Pledge introduces the idea of electronic travel authorisation as part of plans to protect the UK border after Brexit

The Conservative Party has pledged to introduce a US-style electronic travel clearance scheme for European Union (EU) citizens who want to visit the UK after Brexit.

The Electronic Travel Authorisation (ETA) would replace the current set-up whereby EU citizens only need to present their ID to enter the country.

With the ETA, the Tories expect that border officials would be able to “screen arrivals and block threats from entering the UK”.

Announcing the plans, home secretary Priti Patel said: “When people voted to leave the EU in 2016, they were voting to take back control of our borders. After Brexit, we will introduce an Australian-style, points-based immigration system and take steps to strengthen our border and improve the security of the UK.”

The plans were slammed by Labour as “groundless”, the party claiming that the UK’s departure from the EU would reduce border security because the country would no longer have access to key EU systems.

Shadow home secretary Diane Abbott said: “By quitting the entire system of EU security and justice, we will no longer have real-time access to a host of critical databases or access to the European Arrest Warrant.”
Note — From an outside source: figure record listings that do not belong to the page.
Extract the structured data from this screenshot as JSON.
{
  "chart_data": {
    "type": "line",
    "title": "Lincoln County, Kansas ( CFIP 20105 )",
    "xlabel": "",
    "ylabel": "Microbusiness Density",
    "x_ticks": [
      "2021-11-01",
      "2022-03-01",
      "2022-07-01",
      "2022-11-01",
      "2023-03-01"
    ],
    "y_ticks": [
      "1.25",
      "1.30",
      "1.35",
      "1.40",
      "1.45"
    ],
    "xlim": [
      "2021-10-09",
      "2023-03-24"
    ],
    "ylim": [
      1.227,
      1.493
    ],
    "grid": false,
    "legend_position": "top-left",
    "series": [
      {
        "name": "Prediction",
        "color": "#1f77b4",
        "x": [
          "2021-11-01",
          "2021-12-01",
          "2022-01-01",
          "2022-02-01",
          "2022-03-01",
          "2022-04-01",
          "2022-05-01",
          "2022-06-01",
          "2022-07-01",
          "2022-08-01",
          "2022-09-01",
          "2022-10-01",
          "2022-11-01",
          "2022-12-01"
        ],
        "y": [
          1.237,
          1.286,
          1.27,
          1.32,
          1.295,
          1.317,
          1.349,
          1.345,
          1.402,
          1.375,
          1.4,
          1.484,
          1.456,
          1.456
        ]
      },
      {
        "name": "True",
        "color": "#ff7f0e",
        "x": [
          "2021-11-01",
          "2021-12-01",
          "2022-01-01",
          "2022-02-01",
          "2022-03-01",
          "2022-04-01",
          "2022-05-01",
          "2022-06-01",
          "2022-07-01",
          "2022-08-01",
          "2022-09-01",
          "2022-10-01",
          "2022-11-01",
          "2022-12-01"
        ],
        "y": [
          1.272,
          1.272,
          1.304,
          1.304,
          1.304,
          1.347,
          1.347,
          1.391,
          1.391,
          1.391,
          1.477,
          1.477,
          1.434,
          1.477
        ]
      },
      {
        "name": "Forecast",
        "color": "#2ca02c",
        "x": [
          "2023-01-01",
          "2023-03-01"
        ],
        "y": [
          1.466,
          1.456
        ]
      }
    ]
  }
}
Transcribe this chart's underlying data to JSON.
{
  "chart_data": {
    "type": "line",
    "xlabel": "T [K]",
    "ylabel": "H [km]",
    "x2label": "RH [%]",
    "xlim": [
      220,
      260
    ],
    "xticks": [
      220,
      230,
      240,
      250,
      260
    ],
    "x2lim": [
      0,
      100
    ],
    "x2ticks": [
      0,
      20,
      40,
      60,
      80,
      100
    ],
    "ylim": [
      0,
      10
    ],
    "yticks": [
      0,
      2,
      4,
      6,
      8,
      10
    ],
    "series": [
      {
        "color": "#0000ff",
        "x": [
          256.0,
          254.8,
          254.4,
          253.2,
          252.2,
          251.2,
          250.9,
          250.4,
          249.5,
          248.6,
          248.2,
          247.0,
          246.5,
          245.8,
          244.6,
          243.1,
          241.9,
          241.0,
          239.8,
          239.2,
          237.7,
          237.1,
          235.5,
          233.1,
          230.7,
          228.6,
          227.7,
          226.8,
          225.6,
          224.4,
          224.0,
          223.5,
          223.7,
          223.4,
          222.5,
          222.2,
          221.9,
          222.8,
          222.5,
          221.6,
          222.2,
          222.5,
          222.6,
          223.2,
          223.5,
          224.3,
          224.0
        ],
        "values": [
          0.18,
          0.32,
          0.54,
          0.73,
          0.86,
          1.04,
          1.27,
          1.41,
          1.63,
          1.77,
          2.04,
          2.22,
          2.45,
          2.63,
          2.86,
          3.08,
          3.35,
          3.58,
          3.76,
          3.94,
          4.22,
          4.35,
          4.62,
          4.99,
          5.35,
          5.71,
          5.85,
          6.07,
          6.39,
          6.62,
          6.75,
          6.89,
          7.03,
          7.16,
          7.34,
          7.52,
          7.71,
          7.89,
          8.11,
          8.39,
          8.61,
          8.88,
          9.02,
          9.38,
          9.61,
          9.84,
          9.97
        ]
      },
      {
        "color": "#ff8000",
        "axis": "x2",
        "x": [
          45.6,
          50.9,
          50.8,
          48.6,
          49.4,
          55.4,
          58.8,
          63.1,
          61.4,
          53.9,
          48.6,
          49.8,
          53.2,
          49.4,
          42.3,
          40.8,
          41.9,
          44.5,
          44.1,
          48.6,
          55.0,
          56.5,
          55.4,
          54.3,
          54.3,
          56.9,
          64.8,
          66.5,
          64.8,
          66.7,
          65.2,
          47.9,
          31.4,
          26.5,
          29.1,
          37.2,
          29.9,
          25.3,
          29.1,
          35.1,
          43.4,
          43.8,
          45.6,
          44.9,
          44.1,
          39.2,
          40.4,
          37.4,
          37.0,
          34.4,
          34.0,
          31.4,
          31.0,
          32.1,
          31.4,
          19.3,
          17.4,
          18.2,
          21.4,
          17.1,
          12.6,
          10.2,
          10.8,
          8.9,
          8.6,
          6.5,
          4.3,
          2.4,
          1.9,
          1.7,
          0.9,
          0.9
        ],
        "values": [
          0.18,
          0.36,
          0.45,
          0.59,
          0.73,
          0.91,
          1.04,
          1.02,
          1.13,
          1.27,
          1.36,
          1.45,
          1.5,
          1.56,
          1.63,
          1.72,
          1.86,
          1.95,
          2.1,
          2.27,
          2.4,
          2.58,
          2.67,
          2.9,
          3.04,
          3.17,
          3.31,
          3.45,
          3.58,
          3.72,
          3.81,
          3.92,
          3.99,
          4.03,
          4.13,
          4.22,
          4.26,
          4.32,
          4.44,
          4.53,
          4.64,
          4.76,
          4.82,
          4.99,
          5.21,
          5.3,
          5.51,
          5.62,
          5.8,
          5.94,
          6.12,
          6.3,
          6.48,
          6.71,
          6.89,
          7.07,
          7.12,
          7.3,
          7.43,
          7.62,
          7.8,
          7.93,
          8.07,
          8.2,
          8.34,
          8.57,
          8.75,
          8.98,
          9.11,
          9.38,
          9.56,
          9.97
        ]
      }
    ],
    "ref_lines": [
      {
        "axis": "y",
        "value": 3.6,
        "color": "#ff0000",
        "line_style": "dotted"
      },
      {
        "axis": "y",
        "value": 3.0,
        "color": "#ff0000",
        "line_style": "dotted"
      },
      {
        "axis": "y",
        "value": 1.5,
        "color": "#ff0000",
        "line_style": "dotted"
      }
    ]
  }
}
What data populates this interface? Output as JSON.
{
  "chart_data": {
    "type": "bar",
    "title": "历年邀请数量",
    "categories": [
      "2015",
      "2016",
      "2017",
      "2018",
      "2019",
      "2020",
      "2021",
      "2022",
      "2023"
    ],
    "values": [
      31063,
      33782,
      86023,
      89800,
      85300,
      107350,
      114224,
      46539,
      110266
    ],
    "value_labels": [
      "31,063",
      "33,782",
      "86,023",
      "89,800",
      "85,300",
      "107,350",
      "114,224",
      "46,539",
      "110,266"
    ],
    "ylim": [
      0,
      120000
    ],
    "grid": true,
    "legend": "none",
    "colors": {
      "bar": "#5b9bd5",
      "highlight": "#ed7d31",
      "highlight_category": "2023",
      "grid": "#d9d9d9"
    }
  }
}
Last month, it emerged that the smartphone application that enables EU citizens living in the UK to apply for settled status after Brexit was full of security flaws.

The app – which has been downloaded and used more than a million times – was found to lack basic functionality that would prevent malware from reading and stealing sensitive information, including passport details and photo identification. It also fails to use obfuscation, which can make the job of writing targeted malware harder for malicious actors.

According to a story in the Financial Times, which first reported the flaws, the app is also vulnerable to basic and generic spyware that could log what is typed into its text fields – such as addresses and phone numbers.